LA SEINE-SAINT-DENIS EN PANNE DE DÉPISTAGE - L'Infirmière Magazine n° 351 du 15/09/2014 | Espace Infirmier
 

L'infirmière Magazine n° 351 du 15/09/2014

 

SANTÉ PUBLIQUE

ACTUALITÉ

VÉRONIQUE HUNSINGER  

Face à la disparition de financements de l’Assurance maladie, le département craint de devoir supprimer des actions de dépistage et de prévention, alors que les indicateurs de santé se dégradent.

Le président du conseil général de Seine-Saint-Denis en personne, le socialiste Denis Troussel, avait donné de la voix en mai dernier pour s’inquiéter de la perte d’une importante source de financements des actions de dépistage et de prévention de son département. Ce cri d’alarme, faute d’avoir été entendu, est aujourd’hui relayé par les acteurs du terrain, qui s’inquiètent de ne pas pouvoir accomplir leurs missions.

Dans ce département où, selon l’élu, « le taux d’incidence de la tuberculose est le plus élevé de France et tous les indicateurs de santé se dégradent », l’Assurance maladie versait, jusqu’à l’année dernière, une subvention pour financer des actions de santé, en particulier le dépistage de la tuberculose ou les campagnes de vaccination. Le problème de cette dotation est qu’elle n’avait plus de base juridique et qu’elle avait été prolongée à titre exceptionnel pour la Seine-Saint-Denis. Aujourd’hui, la source de financement s’est définitivement tarie, sans qu’aucune autre ne soit venue la remplacer.

Patients fragilisés

« La subvention de l’Assurance maladie représentait entre 1,4 et 1,6 million d’euros selon les années et notre niveau d’activités, soit la moitié, environ, des dépenses de fonctionnement de notre service, explique le Dr Christophe Debeugny, chef du service de la prévention et des actions sanitaires du conseil général. Elle s’ajoutait à la subvention de l’État dans le cadre des actions de santé recentralisées, qui est une recette fixe. » Ces dernières ont notamment pour objets les campagnes de vaccination ou les dépistages des cancers colorectal et du sein. Logiquement, le président du conseil général a demandé au ministère de la Santé que les subventions de l’État soient augmentées de façon à compenser la perte de celle de l’Assurance maladie. « Marisol Touraine doit rapidement assurer au conseil général, et plus encore aux habitants de la Seine-Saint-Denis, que les politiques de santé publique ne seront pas sacrifiées sur l’autel de la rigueur », a-t-il déclaré.

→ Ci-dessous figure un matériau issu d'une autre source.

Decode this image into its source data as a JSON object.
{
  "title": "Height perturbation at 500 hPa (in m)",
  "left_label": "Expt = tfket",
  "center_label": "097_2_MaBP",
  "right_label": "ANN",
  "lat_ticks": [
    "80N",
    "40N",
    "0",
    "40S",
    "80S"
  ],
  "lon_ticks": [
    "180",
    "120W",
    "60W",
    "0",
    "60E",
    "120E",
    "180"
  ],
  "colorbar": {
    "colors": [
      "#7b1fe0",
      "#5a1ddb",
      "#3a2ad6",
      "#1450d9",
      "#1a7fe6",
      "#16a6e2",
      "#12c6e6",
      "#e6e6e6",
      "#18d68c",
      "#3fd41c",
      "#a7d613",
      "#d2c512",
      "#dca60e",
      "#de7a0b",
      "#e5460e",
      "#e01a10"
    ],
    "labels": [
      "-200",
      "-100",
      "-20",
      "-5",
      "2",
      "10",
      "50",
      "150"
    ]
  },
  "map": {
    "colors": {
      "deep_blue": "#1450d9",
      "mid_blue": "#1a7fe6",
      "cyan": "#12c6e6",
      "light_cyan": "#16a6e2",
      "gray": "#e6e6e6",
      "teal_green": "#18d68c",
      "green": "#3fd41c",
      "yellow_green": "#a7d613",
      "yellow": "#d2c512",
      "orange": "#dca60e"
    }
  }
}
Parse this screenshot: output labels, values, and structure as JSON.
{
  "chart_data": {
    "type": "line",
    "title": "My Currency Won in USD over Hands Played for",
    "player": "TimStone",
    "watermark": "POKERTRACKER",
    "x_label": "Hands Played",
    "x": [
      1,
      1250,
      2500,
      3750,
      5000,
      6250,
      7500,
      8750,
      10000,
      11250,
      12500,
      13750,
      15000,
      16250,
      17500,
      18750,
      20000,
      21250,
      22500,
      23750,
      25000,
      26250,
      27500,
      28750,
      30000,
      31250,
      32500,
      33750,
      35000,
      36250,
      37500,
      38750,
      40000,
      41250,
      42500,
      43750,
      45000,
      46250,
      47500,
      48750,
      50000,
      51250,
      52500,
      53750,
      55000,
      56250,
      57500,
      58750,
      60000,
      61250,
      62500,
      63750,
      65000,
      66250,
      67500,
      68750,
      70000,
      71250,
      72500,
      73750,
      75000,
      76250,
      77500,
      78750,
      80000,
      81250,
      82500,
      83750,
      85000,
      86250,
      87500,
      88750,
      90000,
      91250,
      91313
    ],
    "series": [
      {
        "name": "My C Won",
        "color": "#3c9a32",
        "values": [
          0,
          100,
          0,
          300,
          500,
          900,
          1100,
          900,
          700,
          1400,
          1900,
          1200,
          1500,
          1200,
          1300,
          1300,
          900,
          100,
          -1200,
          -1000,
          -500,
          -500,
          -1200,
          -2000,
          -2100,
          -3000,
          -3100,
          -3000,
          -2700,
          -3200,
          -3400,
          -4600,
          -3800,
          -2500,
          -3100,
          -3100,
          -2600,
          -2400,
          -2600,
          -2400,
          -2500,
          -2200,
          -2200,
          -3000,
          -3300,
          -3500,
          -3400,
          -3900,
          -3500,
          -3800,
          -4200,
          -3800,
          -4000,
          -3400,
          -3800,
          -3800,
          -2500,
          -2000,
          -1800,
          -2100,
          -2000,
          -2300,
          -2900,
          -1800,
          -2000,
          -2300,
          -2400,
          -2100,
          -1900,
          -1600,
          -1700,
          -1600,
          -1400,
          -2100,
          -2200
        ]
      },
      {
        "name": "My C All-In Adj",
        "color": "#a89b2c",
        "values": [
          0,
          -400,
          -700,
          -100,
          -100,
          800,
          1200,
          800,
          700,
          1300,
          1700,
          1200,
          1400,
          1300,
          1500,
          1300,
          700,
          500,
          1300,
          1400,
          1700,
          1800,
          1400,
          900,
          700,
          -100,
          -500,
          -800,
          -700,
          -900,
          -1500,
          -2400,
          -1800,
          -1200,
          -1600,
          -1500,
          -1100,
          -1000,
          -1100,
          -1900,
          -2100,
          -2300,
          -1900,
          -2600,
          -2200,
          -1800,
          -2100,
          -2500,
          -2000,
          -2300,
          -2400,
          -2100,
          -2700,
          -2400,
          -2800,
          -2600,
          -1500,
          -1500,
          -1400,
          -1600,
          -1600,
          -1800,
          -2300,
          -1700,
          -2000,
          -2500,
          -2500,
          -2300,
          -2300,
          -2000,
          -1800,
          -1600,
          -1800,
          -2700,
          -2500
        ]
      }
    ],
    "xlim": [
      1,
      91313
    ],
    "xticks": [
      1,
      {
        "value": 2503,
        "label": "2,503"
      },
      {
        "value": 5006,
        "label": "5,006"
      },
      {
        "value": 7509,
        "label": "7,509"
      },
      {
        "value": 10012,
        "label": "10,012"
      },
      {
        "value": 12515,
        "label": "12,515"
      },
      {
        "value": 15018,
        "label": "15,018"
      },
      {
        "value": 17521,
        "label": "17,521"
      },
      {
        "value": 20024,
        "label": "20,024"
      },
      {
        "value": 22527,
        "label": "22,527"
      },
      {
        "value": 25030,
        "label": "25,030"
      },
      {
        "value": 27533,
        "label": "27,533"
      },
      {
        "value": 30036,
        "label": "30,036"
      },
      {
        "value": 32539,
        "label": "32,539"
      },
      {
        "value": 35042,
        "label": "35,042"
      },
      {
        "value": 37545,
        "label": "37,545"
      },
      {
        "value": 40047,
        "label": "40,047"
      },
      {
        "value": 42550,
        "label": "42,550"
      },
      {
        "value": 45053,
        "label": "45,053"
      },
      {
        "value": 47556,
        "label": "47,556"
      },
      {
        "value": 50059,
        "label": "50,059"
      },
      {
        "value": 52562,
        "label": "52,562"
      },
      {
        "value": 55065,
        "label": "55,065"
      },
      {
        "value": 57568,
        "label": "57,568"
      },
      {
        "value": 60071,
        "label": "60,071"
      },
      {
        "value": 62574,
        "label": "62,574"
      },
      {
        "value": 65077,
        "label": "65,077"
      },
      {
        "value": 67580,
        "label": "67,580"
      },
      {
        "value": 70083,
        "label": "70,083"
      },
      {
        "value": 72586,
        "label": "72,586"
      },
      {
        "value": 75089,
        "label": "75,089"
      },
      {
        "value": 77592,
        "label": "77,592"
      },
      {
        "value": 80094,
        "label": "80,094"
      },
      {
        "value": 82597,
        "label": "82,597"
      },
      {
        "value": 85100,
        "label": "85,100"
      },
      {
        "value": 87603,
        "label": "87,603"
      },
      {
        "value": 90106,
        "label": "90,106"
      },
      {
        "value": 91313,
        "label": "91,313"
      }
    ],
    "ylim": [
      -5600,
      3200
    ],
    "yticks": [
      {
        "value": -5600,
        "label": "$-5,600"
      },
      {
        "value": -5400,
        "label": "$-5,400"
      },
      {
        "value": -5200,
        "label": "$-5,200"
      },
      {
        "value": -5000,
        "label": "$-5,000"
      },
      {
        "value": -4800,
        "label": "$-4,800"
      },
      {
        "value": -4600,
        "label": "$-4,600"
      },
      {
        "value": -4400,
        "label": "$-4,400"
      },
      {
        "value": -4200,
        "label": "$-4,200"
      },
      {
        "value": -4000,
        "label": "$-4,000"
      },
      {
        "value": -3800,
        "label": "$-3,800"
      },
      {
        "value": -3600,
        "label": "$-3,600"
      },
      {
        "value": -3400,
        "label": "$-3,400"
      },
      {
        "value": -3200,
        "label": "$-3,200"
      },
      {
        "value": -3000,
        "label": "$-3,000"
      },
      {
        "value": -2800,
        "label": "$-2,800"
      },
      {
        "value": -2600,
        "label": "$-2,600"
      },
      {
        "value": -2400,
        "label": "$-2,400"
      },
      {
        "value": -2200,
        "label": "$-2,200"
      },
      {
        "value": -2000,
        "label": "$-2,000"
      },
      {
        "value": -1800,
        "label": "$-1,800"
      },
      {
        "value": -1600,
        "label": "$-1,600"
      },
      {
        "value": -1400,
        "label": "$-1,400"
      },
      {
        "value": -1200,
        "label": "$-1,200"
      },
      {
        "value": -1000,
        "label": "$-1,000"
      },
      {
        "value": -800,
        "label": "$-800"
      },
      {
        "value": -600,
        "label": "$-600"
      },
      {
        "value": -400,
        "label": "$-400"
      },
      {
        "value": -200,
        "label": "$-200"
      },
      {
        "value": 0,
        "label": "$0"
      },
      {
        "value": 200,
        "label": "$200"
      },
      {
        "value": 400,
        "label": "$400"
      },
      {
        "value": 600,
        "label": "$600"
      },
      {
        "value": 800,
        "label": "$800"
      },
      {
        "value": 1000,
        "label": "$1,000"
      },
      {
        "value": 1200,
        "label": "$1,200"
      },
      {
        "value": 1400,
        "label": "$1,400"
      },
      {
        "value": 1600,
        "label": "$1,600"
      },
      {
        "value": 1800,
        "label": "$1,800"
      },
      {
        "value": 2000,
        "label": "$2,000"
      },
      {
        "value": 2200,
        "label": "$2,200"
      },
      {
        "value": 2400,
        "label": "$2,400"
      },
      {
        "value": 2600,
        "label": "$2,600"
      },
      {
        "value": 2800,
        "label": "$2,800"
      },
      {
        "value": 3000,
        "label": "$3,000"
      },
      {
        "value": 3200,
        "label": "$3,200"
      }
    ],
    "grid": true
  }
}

En effet, par-delà les questions de tuyauterie de financements, les acteurs de terrain s’inquiètent pour la pérennité de leurs actions et de leurs partenariats. C’est notamment le cas au Centre d’accueil, de soins et d’orientation (Caso) de Médecins du Monde de Saint-Denis, qui a noué un partenariat avec le conseil général pour mener des actions de dépistage de la tuberculose. Ce type d’actions pourrait faire les frais d’un budget amputé. « Nous faisons ici ce que d’autres pourraient faire ; ce n’est pas un problème de compétences mais de ressources, explique Aude de Calan, cadre infirmier de formation, chargée de mission tuberculose au conseil général. L’idée est d’aller vers les publics qui sont les plus fragilisés et qui pourraient développer des cas de tuberculose. Le risque, si on arrête ce type d’action, est que les patients recourent aux soins hospitaliers beaucoup plus tard et contaminent d’autres personnes. »

Partenariat vital

Pour Médecins du monde, le partenariat avec le conseil général est vital pour poursuivre ses missions dans le domaine de la prévention. « Il y a plein de mailles au filet de notre partenariat, souligne Jeanine Rochefort, déléguée régionale Île-de-France de l’ONG. Ici, nous faisons le dépistage de la tuberculose ainsi que du Sida, des hépatites et des infections sexuellement transmissibles. Dans le même temps, nous pouvons orienter les patients vers les centres de vaccination du conseil général. On ne peut pas tout faire tout seul. » Ce partenariat, en place depuis 2010, semble satisfaire pleinement les deux parties. « Nous mettons à disposition le camion de dépistage de la tuberculose et Médecins du monde a l’expertise de l’accueil des personnes en situation de précarité, insiste Christophe Debeugny. Nous voudrions pouvoir encore élargir cette offre de service. » La balle est aujourd’hui dans le camp du ministère de la Santé.